There is nothing that TreeBASE can do about this situation other than recommend, as it does, that you use Mesquite to prepare your data so that TreeBASE at least knows which dialect it is going to receive (there is no reliable way to sniff this out based on the file contents).

The requirement to use Genus_species is a weak requirement in the sense that this is only necessary if you want your sequence / tip labels to be recognized by the taxonomic name reconciliation service that TreeBASE uses. If you want to submit a tree of viruses that doesn’t conform to the Genus_species paradigm than you are free to do so, it simply means that TNRS will fail.

As for the punctuation marks: if your file is “valid” in the sense that it is a NEXUS file that has passed through Mesquite than this is a non-issue: Mesquite won’t let those punctuation marks appear anywhere in the file where they could do harm (i.e. invalidate the file syntax).

By the way, I notice that your GitHub issue was responded to within 12 hours, with Bill Piel himself correcting your input file by hand. Honestly I don’t know what more Team TreeBASE is supposed to do here.

hlapp

I’d say the one thing that TreeBASE could be doing but isn’t is to accept NeXML format for submission. That it shouldn’t take a database editor with internal expert knowledge about file format and implicit metadata expectations to tweak a submitted file into the right form is, I think, a valid point. NeXML can be independently validated. (Though I suspect another data format isn’t what @BrianFoley was hoping for :slight_smile:)
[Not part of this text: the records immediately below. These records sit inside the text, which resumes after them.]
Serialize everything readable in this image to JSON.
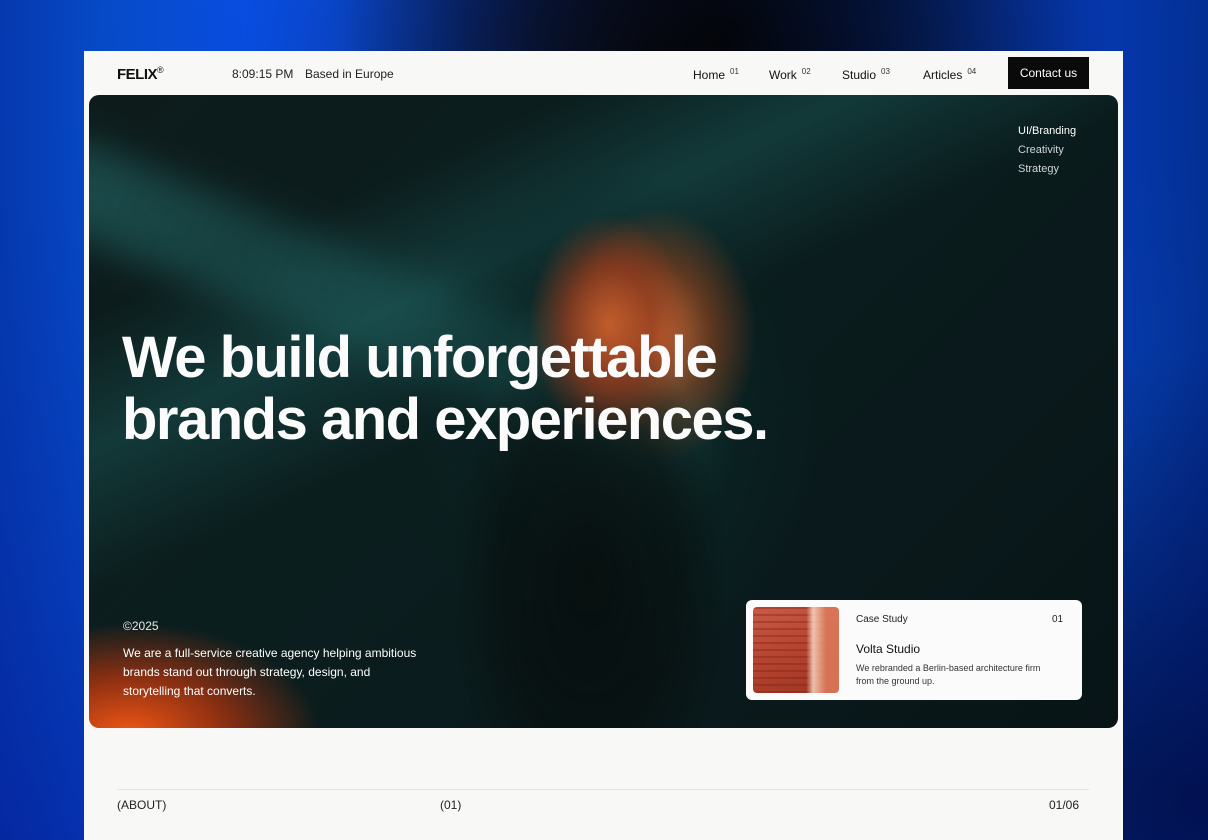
{
  "header": {
    "logo": "FELIX",
    "logo_mark": "®",
    "clock": "8:09:15 PM",
    "location": "Based in Europe",
    "nav": [
      {
        "label": "Home",
        "num": "01"
      },
      {
        "label": "Work",
        "num": "02"
      },
      {
        "label": "Studio",
        "num": "03"
      },
      {
        "label": "Articles",
        "num": "04"
      }
    ],
    "contact_label": "Contact us"
  },
  "hero": {
    "tags": [
      "UI/Branding",
      "Creativity",
      "Strategy"
    ],
    "headline_line1": "We build unforgettable",
    "headline_line2": "brands and experiences.",
    "year": "©2025",
    "description": "We are a full-service creative agency helping ambitious brands stand out through strategy, design, and storytelling that converts."
  },
  "case_study": {
    "label": "Case Study",
    "number": "01",
    "title": "Volta Studio",
    "description": "We rebranded a Berlin-based architecture firm from the ground up."
  },
  "about_section": {
    "label": "(ABOUT)",
    "number": "(01)",
    "count": "01/06"
  }
}
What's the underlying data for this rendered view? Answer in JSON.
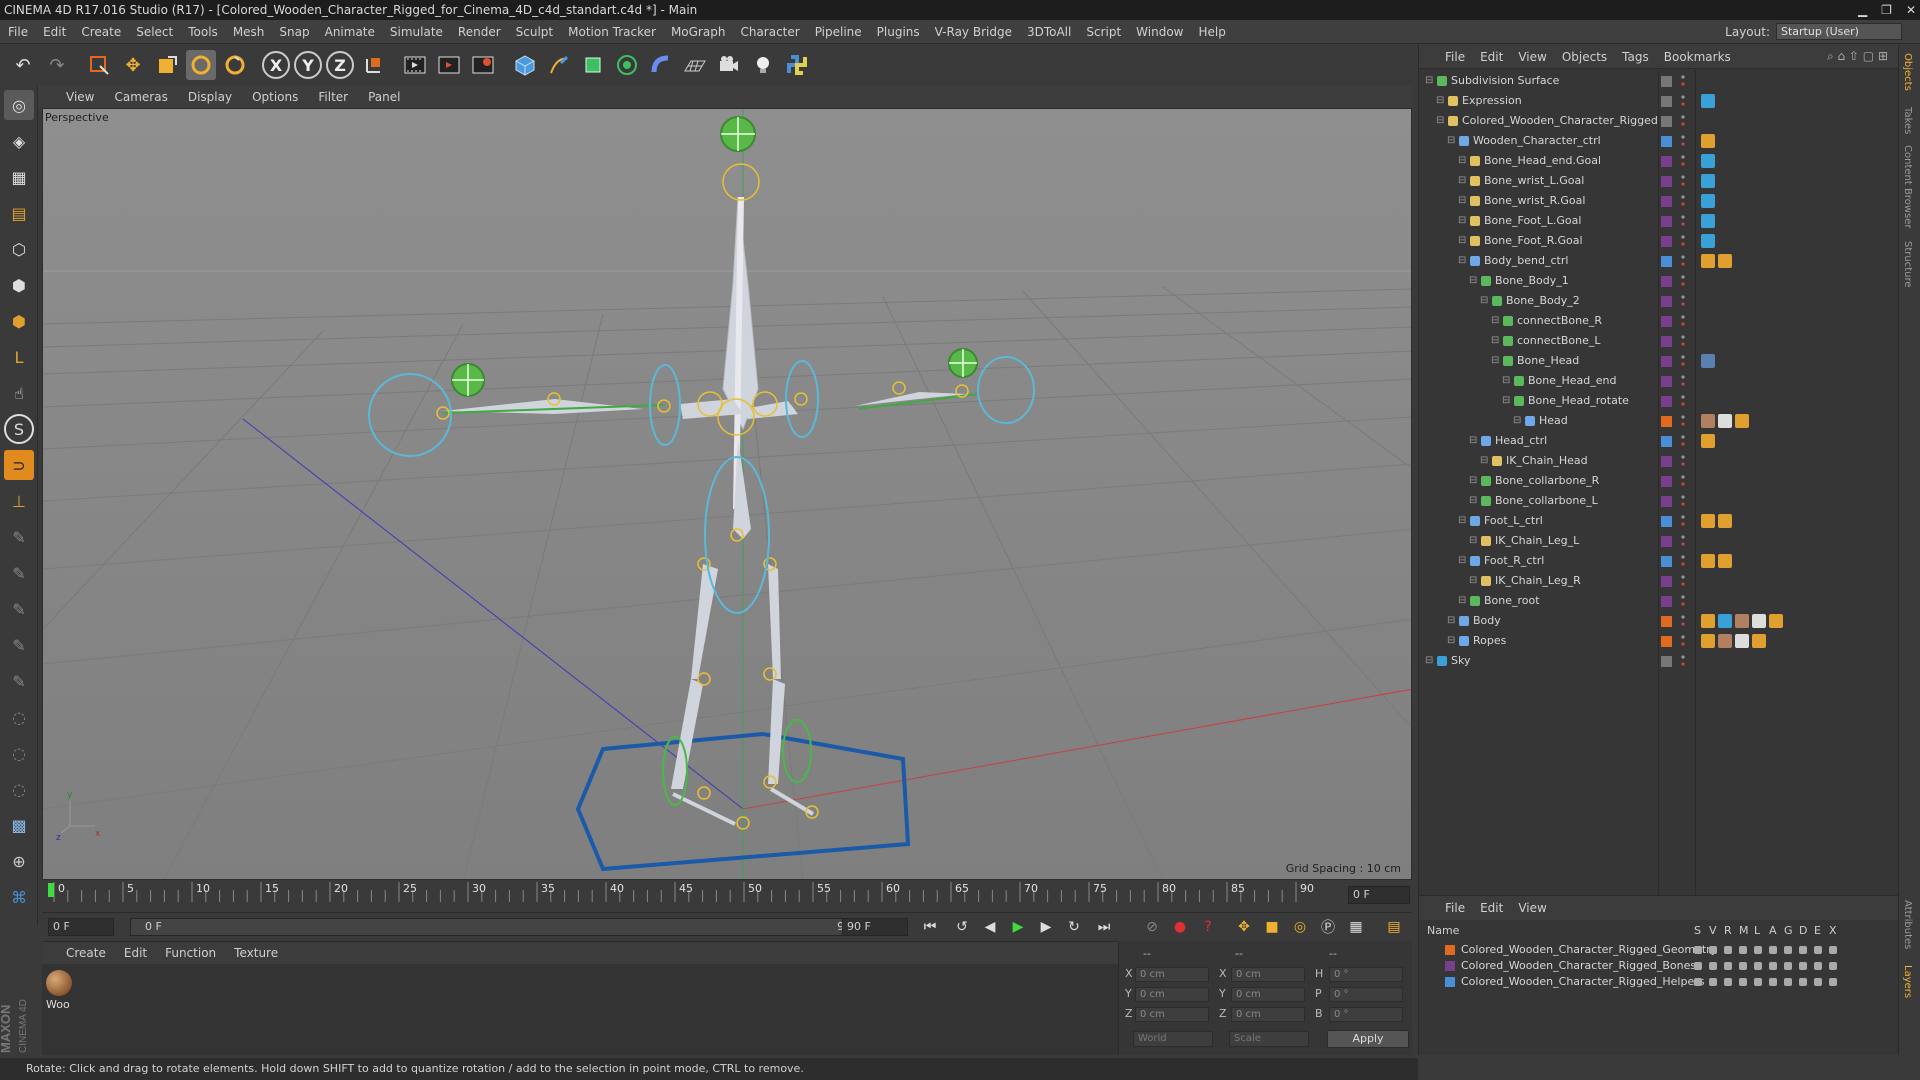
{
  "window": {
    "title": "CINEMA 4D R17.016 Studio (R17) - [Colored_Wooden_Character_Rigged_for_Cinema_4D_c4d_standart.c4d *] - Main"
  },
  "menu": [
    "File",
    "Edit",
    "Create",
    "Select",
    "Tools",
    "Mesh",
    "Snap",
    "Animate",
    "Simulate",
    "Render",
    "Sculpt",
    "Motion Tracker",
    "MoGraph",
    "Character",
    "Pipeline",
    "Plugins",
    "V-Ray Bridge",
    "3DToAll",
    "Script",
    "Window",
    "Help"
  ],
  "layout": {
    "label": "Layout:",
    "value": "Startup (User)"
  },
  "toolbar_axes": [
    "X",
    "Y",
    "Z"
  ],
  "viewport": {
    "menu": [
      "View",
      "Cameras",
      "Display",
      "Options",
      "Filter",
      "Panel"
    ],
    "name": "Perspective",
    "grid_spacing": "Grid Spacing : 10 cm"
  },
  "timeline": {
    "ticks": [
      "0",
      "5",
      "10",
      "15",
      "20",
      "25",
      "30",
      "35",
      "40",
      "45",
      "50",
      "55",
      "60",
      "65",
      "70",
      "75",
      "80",
      "85",
      "90"
    ],
    "current_frame_right": "0 F",
    "start_field": "0 F",
    "range_start": "0 F",
    "range_end": "90 F",
    "end_field": "90 F"
  },
  "material_manager": {
    "menu": [
      "Create",
      "Edit",
      "Function",
      "Texture"
    ],
    "materials": [
      {
        "name": "Woo"
      }
    ]
  },
  "coordinates": {
    "headers": [
      "--",
      "--",
      "--"
    ],
    "rows": [
      {
        "a": "X",
        "av": "0 cm",
        "b": "X",
        "bv": "0 cm",
        "c": "H",
        "cv": "0 °"
      },
      {
        "a": "Y",
        "av": "0 cm",
        "b": "Y",
        "bv": "0 cm",
        "c": "P",
        "cv": "0 °"
      },
      {
        "a": "Z",
        "av": "0 cm",
        "b": "Z",
        "bv": "0 cm",
        "c": "B",
        "cv": "0 °"
      }
    ],
    "mode1": "World",
    "mode2": "Scale",
    "apply": "Apply"
  },
  "status": "Rotate: Click and drag to rotate elements. Hold down SHIFT to add to quantize rotation / add to the selection in point mode, CTRL to remove.",
  "object_manager": {
    "menu": [
      "File",
      "Edit",
      "View",
      "Objects",
      "Tags",
      "Bookmarks"
    ],
    "objects": [
      {
        "name": "Subdivision Surface",
        "depth": 0,
        "icon": "#5cb85c",
        "layer": "#777777",
        "tags": []
      },
      {
        "name": "Expression",
        "depth": 1,
        "icon": "#e0c060",
        "layer": "#777777",
        "tags": [
          "#3aa0d8"
        ]
      },
      {
        "name": "Colored_Wooden_Character_Rigged",
        "depth": 1,
        "icon": "#e0c060",
        "layer": "#777777",
        "tags": []
      },
      {
        "name": "Wooden_Character_ctrl",
        "depth": 2,
        "icon": "#6fa8e8",
        "layer": "#4a8fd6",
        "tags": [
          "#e0a030"
        ]
      },
      {
        "name": "Bone_Head_end.Goal",
        "depth": 3,
        "icon": "#e0c060",
        "layer": "#7a3f8c",
        "tags": [
          "#3aa0d8"
        ]
      },
      {
        "name": "Bone_wrist_L.Goal",
        "depth": 3,
        "icon": "#e0c060",
        "layer": "#7a3f8c",
        "tags": [
          "#3aa0d8"
        ]
      },
      {
        "name": "Bone_wrist_R.Goal",
        "depth": 3,
        "icon": "#e0c060",
        "layer": "#7a3f8c",
        "tags": [
          "#3aa0d8"
        ]
      },
      {
        "name": "Bone_Foot_L.Goal",
        "depth": 3,
        "icon": "#e0c060",
        "layer": "#7a3f8c",
        "tags": [
          "#3aa0d8"
        ]
      },
      {
        "name": "Bone_Foot_R.Goal",
        "depth": 3,
        "icon": "#e0c060",
        "layer": "#7a3f8c",
        "tags": [
          "#3aa0d8"
        ]
      },
      {
        "name": "Body_bend_ctrl",
        "depth": 3,
        "icon": "#6fa8e8",
        "layer": "#4a8fd6",
        "tags": [
          "#e0a030",
          "#e0a030"
        ]
      },
      {
        "name": "Bone_Body_1",
        "depth": 4,
        "icon": "#5cb85c",
        "layer": "#7a3f8c",
        "tags": []
      },
      {
        "name": "Bone_Body_2",
        "depth": 5,
        "icon": "#5cb85c",
        "layer": "#7a3f8c",
        "tags": []
      },
      {
        "name": "connectBone_R",
        "depth": 6,
        "icon": "#5cb85c",
        "layer": "#7a3f8c",
        "tags": []
      },
      {
        "name": "connectBone_L",
        "depth": 6,
        "icon": "#5cb85c",
        "layer": "#7a3f8c",
        "tags": []
      },
      {
        "name": "Bone_Head",
        "depth": 6,
        "icon": "#5cb85c",
        "layer": "#7a3f8c",
        "tags": [
          "#5a7fb0"
        ]
      },
      {
        "name": "Bone_Head_end",
        "depth": 7,
        "icon": "#5cb85c",
        "layer": "#7a3f8c",
        "tags": []
      },
      {
        "name": "Bone_Head_rotate",
        "depth": 7,
        "icon": "#5cb85c",
        "layer": "#7a3f8c",
        "tags": []
      },
      {
        "name": "Head",
        "depth": 8,
        "icon": "#6fa8e8",
        "layer": "#e06a20",
        "tags": [
          "#b08060",
          "#dddddd",
          "#e0a030"
        ]
      },
      {
        "name": "Head_ctrl",
        "depth": 4,
        "icon": "#6fa8e8",
        "layer": "#4a8fd6",
        "tags": [
          "#e0a030"
        ]
      },
      {
        "name": "IK_Chain_Head",
        "depth": 5,
        "icon": "#e0c060",
        "layer": "#7a3f8c",
        "tags": []
      },
      {
        "name": "Bone_collarbone_R",
        "depth": 4,
        "icon": "#5cb85c",
        "layer": "#7a3f8c",
        "tags": []
      },
      {
        "name": "Bone_collarbone_L",
        "depth": 4,
        "icon": "#5cb85c",
        "layer": "#7a3f8c",
        "tags": []
      },
      {
        "name": "Foot_L_ctrl",
        "depth": 3,
        "icon": "#6fa8e8",
        "layer": "#4a8fd6",
        "tags": [
          "#e0a030",
          "#e0a030"
        ]
      },
      {
        "name": "IK_Chain_Leg_L",
        "depth": 4,
        "icon": "#e0c060",
        "layer": "#7a3f8c",
        "tags": []
      },
      {
        "name": "Foot_R_ctrl",
        "depth": 3,
        "icon": "#6fa8e8",
        "layer": "#4a8fd6",
        "tags": [
          "#e0a030",
          "#e0a030"
        ]
      },
      {
        "name": "IK_Chain_Leg_R",
        "depth": 4,
        "icon": "#e0c060",
        "layer": "#7a3f8c",
        "tags": []
      },
      {
        "name": "Bone_root",
        "depth": 3,
        "icon": "#5cb85c",
        "layer": "#7a3f8c",
        "tags": []
      },
      {
        "name": "Body",
        "depth": 2,
        "icon": "#6fa8e8",
        "layer": "#e06a20",
        "tags": [
          "#e0a030",
          "#3aa0d8",
          "#b08060",
          "#dddddd",
          "#e0a030"
        ]
      },
      {
        "name": "Ropes",
        "depth": 2,
        "icon": "#6fa8e8",
        "layer": "#e06a20",
        "tags": [
          "#e0a030",
          "#b08060",
          "#dddddd",
          "#e0a030"
        ]
      },
      {
        "name": "Sky",
        "depth": 0,
        "icon": "#3aa0d8",
        "layer": "#777777",
        "tags": []
      }
    ]
  },
  "layer_manager": {
    "menu": [
      "File",
      "Edit",
      "View"
    ],
    "columns": [
      "Name",
      "S",
      "V",
      "R",
      "M",
      "L",
      "A",
      "G",
      "D",
      "E",
      "X"
    ],
    "layers": [
      {
        "name": "Colored_Wooden_Character_Rigged_Geometry",
        "color": "#e06a20"
      },
      {
        "name": "Colored_Wooden_Character_Rigged_Bones",
        "color": "#7a3f8c"
      },
      {
        "name": "Colored_Wooden_Character_Rigged_Helpers",
        "color": "#4a8fd6"
      }
    ]
  },
  "side_tabs": [
    "Objects",
    "Takes",
    "Content Browser",
    "Structure"
  ],
  "side_tabs_bottom": [
    "Attributes",
    "Layers"
  ]
}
Even then, though, we don’t have well-documented and widely implemented conventions for how to express common metadata for phylogenetic data. Hence, for a database such as TreeBASE that has strong expectations about certain metadata, a validatable format by itself isn’t going to solve the whole problem.

@BrianFoley if all that you care about is archiving your tree and alignment for perpetuity, you can use Dryad. That may well limit their usefulness for synthesis efforts such as Open Tree of Life, though, which do need good metadata.

BrianFoley

I was not meaning to criticize Mequite or TreeBASE specifically. I think TreeBASE is very great idea, and well implemented. I was more wanting to open a discussion about the problems users can have with file formats, and maybe hear some ideas about how to assist users with those problems. At the HIV Databases, we provided a web interface to a format converter that was originally based on READSEQ and then expanded to read and write more formats than READSEQ handles. But even this is not the solution to all problems.

I think the BEAST team did a great job with creating the BEAUTi program to assist users with assembling the data, for one example.